離婚や別居後に元配偶者から子どもの大学費用を請求されるケースは少なくありません。特に、進学について一切相談がなかったにもかかわらず高額な費用を求められた場合、「支払う義務があるのか?」と疑問を感じるのは当然です。本記事では、奨学金の有無や事後報告での進学、さらには子どもが実子ではない可能性がある場合において、大学費用の支払い義務がどのように判断されるのかを解説します。
大学進学費用の請求はどこまで正当か?
まず大前提として、親には子の教育費を負担する「扶養義務」があります。これは未成年だけでなく、大学進学などにより成人後も扶養が必要とされる場合に一定の範囲で続きます。しかし、これは「実子」であり、かつ進学に関する意思決定に親として関与できる立場にあった場合に限られるのが原則です。

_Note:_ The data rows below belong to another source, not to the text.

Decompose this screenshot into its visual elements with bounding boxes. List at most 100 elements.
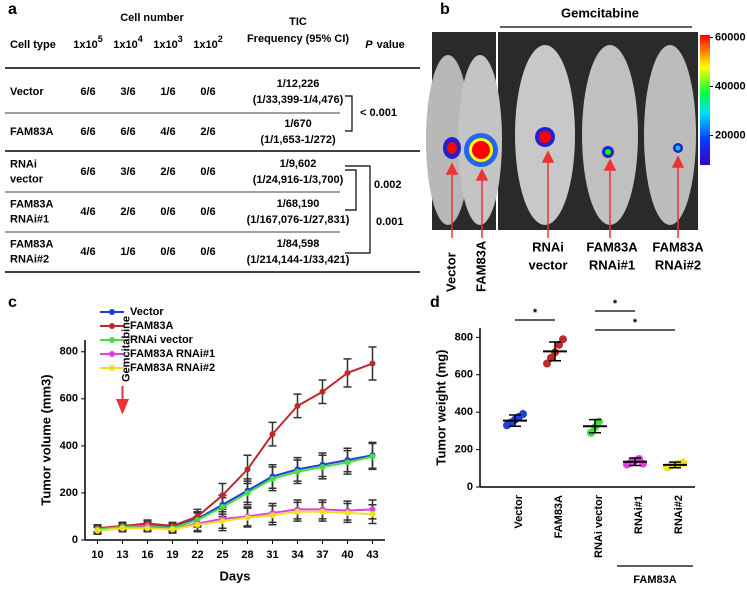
colorbar-tick-label: 60000 <box>715 31 746 43</box>
cell-count: 2/6 <box>120 206 135 218</box>
group-label: vector <box>528 257 567 272</box>
series-point <box>344 369 351 376</box>
dose-exponent: 3 <box>178 34 183 44</box>
x-tick-label: FAM83A <box>553 495 565 538</box>
y-tick-label: 800 <box>60 346 78 358</box>
annotation: Gemcitabine <box>120 316 132 382</box>
tic-frequency: 1/84,598 <box>277 238 320 250</box>
x-tick-label: 16 <box>141 549 153 561</box>
dose-base: 1x10 <box>73 39 97 51</box>
dose-base: 1x10 <box>113 39 137 51</box>
cell-count: 0/6 <box>160 246 175 258</box>
legend-label: RNAi vector <box>130 334 194 346</box>
group-label: FAM83A <box>652 239 704 254</box>
annotation-arrow <box>116 386 129 415</box>
cell-count: 0/6 <box>200 206 215 218</box>
tic-frequency: (1/167,076-1/27,831) <box>247 214 350 226</box>
group-label: FAM83A <box>473 240 488 292</box>
colorbar <box>700 35 710 165</box>
sd-bar <box>629 457 641 467</box>
series-point <box>194 521 201 528</box>
group-label: RNAi <box>532 239 564 254</box>
cell-count: 3/6 <box>120 166 135 178</box>
sd-bar <box>549 341 561 362</box>
series-point <box>319 388 326 395</box>
tic-frequency: 1/68,190 <box>277 198 320 210</box>
y-tick-label: 0 <box>72 534 78 546</box>
sd-bar <box>589 418 601 434</box>
header-cell: 1x102 <box>193 34 223 51</box>
row-name: FAM83A <box>10 126 53 138</box>
series-point <box>294 402 301 409</box>
tic-frequency: 1/9,602 <box>280 158 317 170</box>
series-point <box>344 459 351 466</box>
cell-count: 1/6 <box>160 86 175 98</box>
y-tick-label: 400 <box>455 406 473 418</box>
cell-count: 4/6 <box>80 246 95 258</box>
row-name: RNAi <box>10 158 37 170</box>
cell-count: 6/6 <box>80 126 95 138</box>
cell-count: 1/6 <box>120 246 135 258</box>
p-value: 0.001 <box>376 216 404 228</box>
header-cell: Cell type <box>10 39 56 51</box>
series-point <box>94 527 101 534</box>
legend-label: FAM83A RNAi#2 <box>130 362 215 374</box>
series-point <box>219 518 226 525</box>
series-point <box>244 514 251 521</box>
significance-label: * <box>633 317 638 329</box>
dose-base: 1x10 <box>153 39 177 51</box>
dose-exponent: 2 <box>218 34 223 44</box>
group-label: RNAi#2 <box>655 257 701 272</box>
x-tick-label: RNAi#1 <box>633 495 645 534</box>
row-name: FAM83A <box>10 238 53 250</box>
cell-count: 6/6 <box>80 166 95 178</box>
imaging-photo <box>426 32 698 230</box>
legend-marker <box>109 365 115 371</box>
sd-bar <box>509 414 521 427</box>
y-tick-label: 600 <box>455 369 473 381</box>
series-point <box>219 492 226 499</box>
y-tick-label: 400 <box>60 440 78 452</box>
group-label: RNAi#1 <box>589 257 635 272</box>
data-point <box>519 410 527 419</box>
row-name: vector <box>10 173 44 185</box>
y-axis-title: Tumor weight (mg) <box>433 349 448 465</box>
x-tick-label: 13 <box>116 549 128 561</box>
tic-frequency: (1/24,916-1/3,700) <box>253 174 344 186</box>
series-point <box>244 466 251 473</box>
series-point <box>269 475 276 482</box>
p-value: 0.002 <box>374 179 402 191</box>
row-name: RNAi#1 <box>10 213 49 225</box>
row-name: FAM83A <box>10 198 53 210</box>
table-rules <box>5 67 420 273</box>
panel-label: c <box>8 294 17 311</box>
x-tick-label: 31 <box>266 549 278 561</box>
series-point <box>369 453 376 460</box>
legend-marker <box>109 323 115 329</box>
series-point <box>369 360 376 367</box>
p-rest: value <box>377 39 405 51</box>
legend-marker <box>109 309 115 315</box>
data-point <box>543 359 551 368</box>
y-tick-label: 200 <box>455 443 473 455</box>
x-tick-label: 43 <box>366 549 378 561</box>
header-cell: Frequency (95% CI) <box>247 33 349 45</box>
header-cell: TIC <box>289 16 307 28</box>
series-point <box>294 468 301 475</box>
panel-label: d <box>430 294 440 311</box>
cell-count: 6/6 <box>120 126 135 138</box>
x-tick-label: RNAi#2 <box>673 495 685 534</box>
y-tick-label: 800 <box>455 331 473 343</box>
cell-count: 4/6 <box>160 126 175 138</box>
legend-label: FAM83A <box>130 320 173 332</box>
series-point <box>219 504 226 511</box>
tic-frequency: (1/1,653-1/272) <box>260 134 336 146</box>
colorbar-tick-label: 40000 <box>715 80 746 92</box>
arrows <box>445 150 685 238</box>
treatment-label: Gemcitabine <box>561 5 639 20</box>
dose-base: 1x10 <box>193 39 217 51</box>
header-cell: 1x105 <box>73 34 103 51</box>
cell-count: 3/6 <box>120 86 135 98</box>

相談なく進学が決定され、さらに大学進学自体が合理的であるとは言えない場合や、親子関係に重大な断絶がある場合などには、大学費用を拒否できる可能性もあります。
奨学金を借りている場合の親の負担義務
子どもが奨学金を借りている場合でも、「入学金や初期費用は親が負担すべき」と主張されることはあります。しかし、奨学金の内容や使途、支給時期によっては、その資金で賄える可能性もあり、必ずしも親が追加で支払う必要があるとは限りません。
たとえば、奨学金が一括で支給されている場合や、入学金にも充てられる種類の奨学金であるなら、その範囲でカバーされていると主張することが可能です。
子どもが実子でない場合の法的責任
仮に子どもが実子でないと確信している場合、その子に対する扶養義務があるかどうかが大きな論点となります。民法上は、婚姻中に生まれた子は夫の子と推定されるため、家庭裁判所に「嫡出否認の訴え」を行わない限りは、形式的には父親と見なされます。
したがって、「扶養義務はない」と主張するには、まず親子関係不存在を法的に確定させる必要があります。もしその手続きが取られていなければ、大学費用の請求自体は法的には成立しうることになります。
52万円の大学入学費用は妥当か?
国公立大学の場合、入学金は約28万円、授業料は年間約54万円で、初年度に必要な金額は80万円前後が一般的です。私立文系の場合は初年度で100~150万円程度かかることもあり、52万円の請求が「非常識」とまでは言えません。
ただし、費用の内訳や奨学金でどの程度補填されているかによって、負担額の妥当性は変わります。請求内容が曖昧であったり、他の費用と混同されている場合には、明確な根拠を求めることが重要です。
費用負担を拒否するための具体的な対応
以下のような状況であれば、費用の支払いを拒否または減額できる可能性があります。
- 進学について事前に相談が一切なかった
- 子との関係が極めて悪く、扶養義務を果たすことが困難である
- 奨学金により費用が十分に賄われている
- 実子でない可能性が極めて高く、今後裁判で否認する予定がある
これらを根拠に、家庭裁判所の調停や審判において自分の立場を丁寧に説明することが大切です。必要に応じて弁護士と連携し、証拠書類(出生届や奨学金契約書など)を準備しましょう。
まとめ:請求の正当性は関係性・通知の有無・奨学金の状況で変わる
大学費用の請求に対して支払う義務があるかどうかは、子との親子関係、進学に関する事前通知の有無、奨学金の利用状況など、多くの要素に左右されます。特に、実子でない可能性がある場合や、親として一切関与していない進学に対する請求は、法的に争う余地があると考えられます。
不明瞭な請求や納得のいかない内容に対しては、弁護士のアドバイスを受けながら慎重に対応し、自分の立場を守る行動が重要です。